ALEPPO, Syria — On the morning of July 16, the first convoy of Syrians displaced from Daraa reached the Idlib countryside in northern Syria. Nine vehicles transported 430 people, including 213 men, 140 children and 77 women. Most of the displaced are militants from the Free Syrian Army (FSA) and their families, in addition to civilians and activists from the towns and cities of the southern Daraa province and Daraa city.
The FSA factions had reached a cease-fire agreement with regime forces mediated by Russia on July 6 in the opposition-held areas in Daraa, except its northwestern countryside. Under the deal, FSA factions agreed to hand over their heavy weapons. Those opposing the agreement would go to Idlib in northern Syria. The agreement came 20 days after the regime forces, backed by Russian airstrikes, launched a violent offensive to take the rebel-held areas in southwestern Syria.
Amine Malhis, the leader of the FSA-affiliated Aleppo al-Shahba Brigade active in Aleppo’s countryside, told Al-Monitor, “The main reason that pushed these people to accept displacement and decide not to stay in their houses and regions is that they do not trust the regime or Russia. Despite the ongoing reconciliation and Russian reassurance that they will not be persecuted, they were still skeptical.”
Those displaced from Daraa reached the Qalaat al-Madiq crossing that separates the opposition-held territories from the regime-held area in Hama’s northwestern countryside. They were then transferred to Saed Camp in the Idlib countryside and Miznaz camp in the Aleppo countryside, and some were sheltered in houses in the cities and towns of Jericho, Jarjnaz, Taftanaz, Saraqib, Sarja, Hbit, al-Dana, Idlib and Maarrat Misrin.
The nonprofit Humanitarian Response, the Civil Defense and the Turkish Red Crescent welcomed the displaced, and the wounded were transferred by ambulances to hospitals in Idlib.

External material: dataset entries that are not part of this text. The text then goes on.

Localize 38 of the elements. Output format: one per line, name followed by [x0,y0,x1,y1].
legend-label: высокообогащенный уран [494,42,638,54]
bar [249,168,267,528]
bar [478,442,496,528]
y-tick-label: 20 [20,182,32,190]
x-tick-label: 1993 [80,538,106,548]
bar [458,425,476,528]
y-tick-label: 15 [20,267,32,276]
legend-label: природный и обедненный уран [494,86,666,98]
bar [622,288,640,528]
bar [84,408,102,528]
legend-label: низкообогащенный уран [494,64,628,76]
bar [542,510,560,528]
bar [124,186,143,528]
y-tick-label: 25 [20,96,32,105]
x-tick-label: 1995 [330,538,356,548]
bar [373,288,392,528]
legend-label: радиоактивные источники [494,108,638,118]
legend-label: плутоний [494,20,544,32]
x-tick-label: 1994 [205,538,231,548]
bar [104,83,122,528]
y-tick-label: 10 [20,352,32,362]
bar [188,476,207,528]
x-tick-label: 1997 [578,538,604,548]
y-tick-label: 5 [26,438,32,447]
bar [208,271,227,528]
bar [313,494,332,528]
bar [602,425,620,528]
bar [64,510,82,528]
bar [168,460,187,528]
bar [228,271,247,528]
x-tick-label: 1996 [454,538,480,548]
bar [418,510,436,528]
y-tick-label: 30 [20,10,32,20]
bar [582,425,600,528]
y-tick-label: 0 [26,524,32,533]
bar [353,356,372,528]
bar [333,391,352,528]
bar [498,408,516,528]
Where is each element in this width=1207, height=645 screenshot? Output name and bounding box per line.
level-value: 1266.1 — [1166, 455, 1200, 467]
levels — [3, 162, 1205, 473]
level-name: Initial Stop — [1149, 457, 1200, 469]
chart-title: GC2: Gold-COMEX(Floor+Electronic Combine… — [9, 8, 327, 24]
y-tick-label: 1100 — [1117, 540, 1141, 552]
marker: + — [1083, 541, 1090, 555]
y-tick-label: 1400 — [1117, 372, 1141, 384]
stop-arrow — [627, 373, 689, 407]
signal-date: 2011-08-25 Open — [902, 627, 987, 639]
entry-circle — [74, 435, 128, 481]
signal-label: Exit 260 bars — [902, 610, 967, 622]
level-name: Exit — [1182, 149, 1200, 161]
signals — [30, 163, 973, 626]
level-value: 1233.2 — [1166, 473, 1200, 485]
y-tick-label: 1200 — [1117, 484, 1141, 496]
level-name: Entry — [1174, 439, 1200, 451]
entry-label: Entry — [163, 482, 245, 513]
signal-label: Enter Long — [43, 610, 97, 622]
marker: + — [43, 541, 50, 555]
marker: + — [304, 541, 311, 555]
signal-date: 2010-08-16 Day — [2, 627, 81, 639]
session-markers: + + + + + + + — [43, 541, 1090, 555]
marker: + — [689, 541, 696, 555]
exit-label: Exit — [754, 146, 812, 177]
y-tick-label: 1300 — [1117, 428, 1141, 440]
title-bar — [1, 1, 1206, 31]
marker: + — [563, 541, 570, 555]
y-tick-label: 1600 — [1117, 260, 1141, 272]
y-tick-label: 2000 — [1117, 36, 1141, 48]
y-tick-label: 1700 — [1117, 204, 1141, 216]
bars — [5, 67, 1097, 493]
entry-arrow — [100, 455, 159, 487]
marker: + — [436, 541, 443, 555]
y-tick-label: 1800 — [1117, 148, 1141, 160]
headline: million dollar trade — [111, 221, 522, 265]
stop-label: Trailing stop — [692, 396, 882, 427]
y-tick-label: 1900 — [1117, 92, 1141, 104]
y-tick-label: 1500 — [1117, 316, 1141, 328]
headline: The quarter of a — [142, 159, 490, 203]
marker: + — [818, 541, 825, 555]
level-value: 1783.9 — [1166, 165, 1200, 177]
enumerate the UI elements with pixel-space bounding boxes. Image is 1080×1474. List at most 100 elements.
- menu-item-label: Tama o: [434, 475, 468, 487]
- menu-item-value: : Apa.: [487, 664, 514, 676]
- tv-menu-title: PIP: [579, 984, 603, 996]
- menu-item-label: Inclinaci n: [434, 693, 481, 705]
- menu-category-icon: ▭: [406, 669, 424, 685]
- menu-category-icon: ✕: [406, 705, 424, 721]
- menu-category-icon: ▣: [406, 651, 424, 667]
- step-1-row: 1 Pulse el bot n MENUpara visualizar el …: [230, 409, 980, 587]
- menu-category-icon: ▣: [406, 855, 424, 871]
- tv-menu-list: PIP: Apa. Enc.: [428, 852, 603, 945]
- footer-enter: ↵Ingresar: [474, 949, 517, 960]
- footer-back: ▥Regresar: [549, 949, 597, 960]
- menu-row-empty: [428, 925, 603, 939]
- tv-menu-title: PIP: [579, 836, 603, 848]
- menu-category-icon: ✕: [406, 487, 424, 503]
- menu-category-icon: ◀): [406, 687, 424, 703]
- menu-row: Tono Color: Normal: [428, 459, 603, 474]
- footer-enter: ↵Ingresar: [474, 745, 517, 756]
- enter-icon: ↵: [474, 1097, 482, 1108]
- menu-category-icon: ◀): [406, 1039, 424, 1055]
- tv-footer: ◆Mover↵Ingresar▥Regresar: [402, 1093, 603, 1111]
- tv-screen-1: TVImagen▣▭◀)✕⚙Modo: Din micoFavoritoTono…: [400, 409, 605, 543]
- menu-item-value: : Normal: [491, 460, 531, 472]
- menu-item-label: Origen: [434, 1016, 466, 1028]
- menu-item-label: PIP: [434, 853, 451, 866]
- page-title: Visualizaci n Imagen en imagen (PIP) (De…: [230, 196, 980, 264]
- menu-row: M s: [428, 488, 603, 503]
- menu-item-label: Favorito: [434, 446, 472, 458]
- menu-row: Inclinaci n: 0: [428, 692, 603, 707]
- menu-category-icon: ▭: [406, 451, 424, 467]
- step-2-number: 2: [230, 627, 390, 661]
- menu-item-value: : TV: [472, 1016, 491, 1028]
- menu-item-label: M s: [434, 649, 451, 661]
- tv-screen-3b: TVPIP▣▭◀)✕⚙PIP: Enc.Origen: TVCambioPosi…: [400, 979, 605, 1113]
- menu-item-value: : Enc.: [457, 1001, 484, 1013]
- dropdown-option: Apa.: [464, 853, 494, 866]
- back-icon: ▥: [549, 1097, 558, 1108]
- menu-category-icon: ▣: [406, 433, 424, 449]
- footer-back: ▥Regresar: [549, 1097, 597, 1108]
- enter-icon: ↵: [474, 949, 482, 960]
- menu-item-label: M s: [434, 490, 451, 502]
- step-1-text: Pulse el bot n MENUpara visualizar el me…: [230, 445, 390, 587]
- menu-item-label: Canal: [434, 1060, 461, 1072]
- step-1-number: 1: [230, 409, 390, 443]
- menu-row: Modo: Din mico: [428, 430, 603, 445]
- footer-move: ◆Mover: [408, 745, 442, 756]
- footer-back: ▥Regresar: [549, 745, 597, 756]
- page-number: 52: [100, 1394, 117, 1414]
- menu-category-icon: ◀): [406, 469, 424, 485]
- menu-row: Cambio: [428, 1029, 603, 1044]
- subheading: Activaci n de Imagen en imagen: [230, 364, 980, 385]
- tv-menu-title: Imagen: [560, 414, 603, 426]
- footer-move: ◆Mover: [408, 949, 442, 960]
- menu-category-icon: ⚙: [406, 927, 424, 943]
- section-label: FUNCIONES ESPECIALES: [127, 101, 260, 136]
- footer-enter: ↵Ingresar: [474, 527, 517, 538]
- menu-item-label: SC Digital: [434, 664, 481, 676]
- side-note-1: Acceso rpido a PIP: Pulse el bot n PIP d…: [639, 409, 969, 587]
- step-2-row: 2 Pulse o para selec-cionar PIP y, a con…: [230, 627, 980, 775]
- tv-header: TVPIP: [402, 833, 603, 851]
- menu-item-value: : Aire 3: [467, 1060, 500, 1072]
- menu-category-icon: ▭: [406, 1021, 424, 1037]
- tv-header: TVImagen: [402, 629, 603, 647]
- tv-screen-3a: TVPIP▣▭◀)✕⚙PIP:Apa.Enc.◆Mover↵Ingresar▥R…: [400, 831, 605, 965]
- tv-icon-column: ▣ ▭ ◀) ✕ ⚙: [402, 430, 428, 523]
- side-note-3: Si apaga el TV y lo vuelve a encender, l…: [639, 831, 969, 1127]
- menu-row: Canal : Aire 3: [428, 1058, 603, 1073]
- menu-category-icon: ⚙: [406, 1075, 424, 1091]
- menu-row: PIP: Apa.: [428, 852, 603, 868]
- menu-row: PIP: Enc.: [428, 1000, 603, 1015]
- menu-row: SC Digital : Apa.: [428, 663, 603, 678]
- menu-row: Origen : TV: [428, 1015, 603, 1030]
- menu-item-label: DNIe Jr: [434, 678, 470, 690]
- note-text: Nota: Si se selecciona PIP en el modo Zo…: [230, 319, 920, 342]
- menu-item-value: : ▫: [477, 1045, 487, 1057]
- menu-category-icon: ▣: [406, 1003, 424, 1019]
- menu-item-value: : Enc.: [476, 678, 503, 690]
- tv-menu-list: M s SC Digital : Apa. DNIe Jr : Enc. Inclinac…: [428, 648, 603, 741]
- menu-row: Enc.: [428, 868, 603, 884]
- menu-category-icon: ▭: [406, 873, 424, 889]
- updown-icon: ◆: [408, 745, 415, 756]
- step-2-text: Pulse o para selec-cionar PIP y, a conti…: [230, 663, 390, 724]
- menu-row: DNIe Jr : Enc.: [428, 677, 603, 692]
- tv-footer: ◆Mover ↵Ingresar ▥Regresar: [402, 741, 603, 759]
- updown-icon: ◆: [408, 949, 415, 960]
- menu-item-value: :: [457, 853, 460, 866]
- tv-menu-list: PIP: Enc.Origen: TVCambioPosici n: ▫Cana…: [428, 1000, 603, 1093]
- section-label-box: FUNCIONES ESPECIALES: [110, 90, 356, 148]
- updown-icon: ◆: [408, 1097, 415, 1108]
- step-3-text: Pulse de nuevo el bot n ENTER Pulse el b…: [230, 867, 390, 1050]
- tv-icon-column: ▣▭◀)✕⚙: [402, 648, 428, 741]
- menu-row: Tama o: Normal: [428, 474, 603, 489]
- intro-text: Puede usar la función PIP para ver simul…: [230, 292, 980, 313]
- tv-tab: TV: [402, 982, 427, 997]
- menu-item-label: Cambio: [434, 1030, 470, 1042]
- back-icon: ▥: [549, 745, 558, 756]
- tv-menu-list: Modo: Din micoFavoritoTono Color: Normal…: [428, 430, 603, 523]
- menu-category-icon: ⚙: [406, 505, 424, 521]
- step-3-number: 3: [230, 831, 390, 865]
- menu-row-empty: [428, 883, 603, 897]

Meals and water were offered at the reception point and in the camps.
Abdul Menhem Zukour, a member of Humanitarian Response, told Al-Monitor, “Miznaz in Aleppo’s western countryside welcomed seven displaced families from Daraa, in addition to several single men without their families. They were put in furnished tents equipped with blankets, and meals are served daily. Five families that came to the camp decided to leave July 18 after renting a house in Idlib.”
The Maram Foundation for Relief and Development is a nonprofit funded by donations from world humanitarian organizations to supply the thousands of people in Miznaz with tents, food, clothes and other requirements.
Mohammad Abu Nabbout from Daraa told Al-Monitor while staying in Miznaz, “I fought in the ranks of the FSA in Daraa. I could not believe the FSA leaders made an agreement with the murderous regime. I will not accept reconciliation. This is what I told myself hours before leaving. I decided to accept displacement rather than stay in my town where the regime is in charge. I do not trust the regime-backing militias and Russia.”
Abu Nabbout said he did not have enough money to rent a place in Idlib. His family was not with him, as they all live in Canada. Abu Nabbout hopes to leave Syria and perhaps join his family in Canada, but for now he cannot cross into Turkey, which closed its borders in April 2015 and built a wall along the Syrian border.
The FSA and prominent figures from Nawa city in Daraa’s western countryside reached a new agreement with the Russian forces July 18 after dozens of civilians were killed or wounded in Russian and regime shelling on the city. Its provisions include the factions’ retreat from and handover of the hills surrounding Nawa to the regime forces and some of their heavy and medium weapons. Those who oppose the reconciliation will be transferred to northern Syria.
Ahmad al-Ahmad, a media official in the Turkish Red Crescent, told Al-Monitor, “The Turkish Red Crescent and several other organizations are ready to welcome more displaced from Daraa," explaining that two camps in Afrin's countryside are ready to accommodate an expected second convoy.
Fewer Syrians are leaving Daraa than those who have fled to northern Syria in the past months from eastern Ghouta, Homs' northern countryside and south Damascus. Perhaps those who stayed believe Russia has given sufficient guarantees to let them trust the regime and remain, choosing what they see as the lesser of two risks.